Plantation slaves first discovered that molasses, a by-product of the sugar refining process, fermented into alcohol. Later, distillation of these alcoholic by-products concentrated the alcohol and removed impurities, producing the first true rums. Tradition suggests that these rums first originated on the island of Barbados… Antelope Island provides the local inspiration for our island rum. (And by the way, we even have a parrot.)
As you sail for Antelope Island, in the Southern part of the Great Salt Lake, watch for natural fresh-water springs and a land-bridge that emerges when the lake is extremely low! Land ho! The island a natural refuge for all sorts of wildlife including bighorn sheep, mule deer, pronghorn antelope, coyote and the state bird, the California seagull.

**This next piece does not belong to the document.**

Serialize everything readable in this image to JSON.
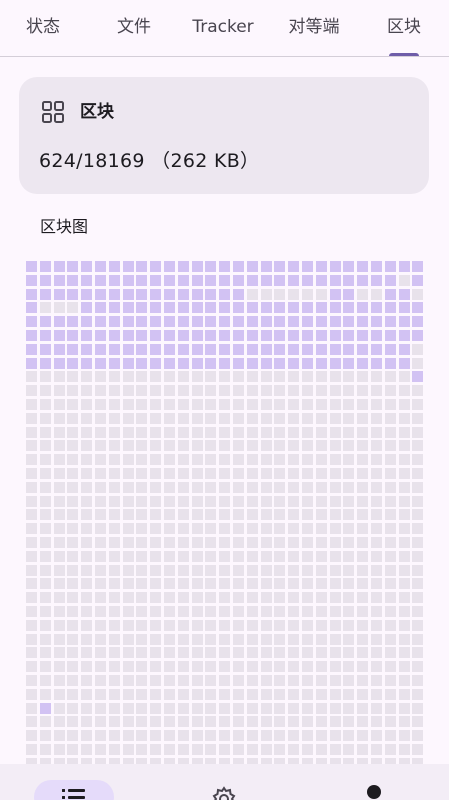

Blending green sugarcane and the highest quality molasses, both from Lula-Westfield in Plaincourtville, Louisianna, and artfully proofing with our artesian water sets our flavors apart from all others. Adding in the esters and vanillin from 2 years resting in Cabernet barrels adds complexity not found in other aged rums.
The same water that falls on Utah ski resorts as "The Greatest Snow on Earth" flows into the distillery's Artesian Well and into Dented Brick Distillery Spirits. Easily trace the Artesian well water piping throughout the distillery from the well head to the tanks, then taste the unique flavor profiles crafted from this pure mineral rich water source.
Firmly rooted in the tradition of the finest rums, we mash, ferment, and distill on site using only the highest quality ingredients - organic sugar cane, rich molasses, aromatic yeast, and pure Artesian water.
Make sure you have a clean palate (your mouth). Common palate cleansers are bread or unsalted crackers.
The first thing to look for when tasting a new rum is what it looks like. Take note of its color, is it clear or cloudy, light, golden or dark – this can help prepare your brain for what is about to come next.
Commonly referred to as “nosing” this is where you sniff the rum to soak in those delicious aromas. Short quick sniffs are best to capture different aromas. You have about 7 seconds before your nose gives up and stops noticing things so try and identify things quickly.
The first sip is always a bit of a shock to the tongue, so take a small sip to get the light burn out of the way so you can then focus on the flavors.
Take a second, slower sip and let the rum float around your mouth and the vapors float into your nose to identify more aromas. Here you want to look for sweetness, bitterness and spiciness & acidity. Make a note of what you observe.
Next, take another sip and pay attention to the consistency or the rum, is it smooth, light, thick? Does the flavor intensify or stay the same? Compare this to what you noticed in The View above.
Swallow the rum and pay attention to the after taste. How quickly does it fade away? Do more flavors present themselves, do other flavors disappear.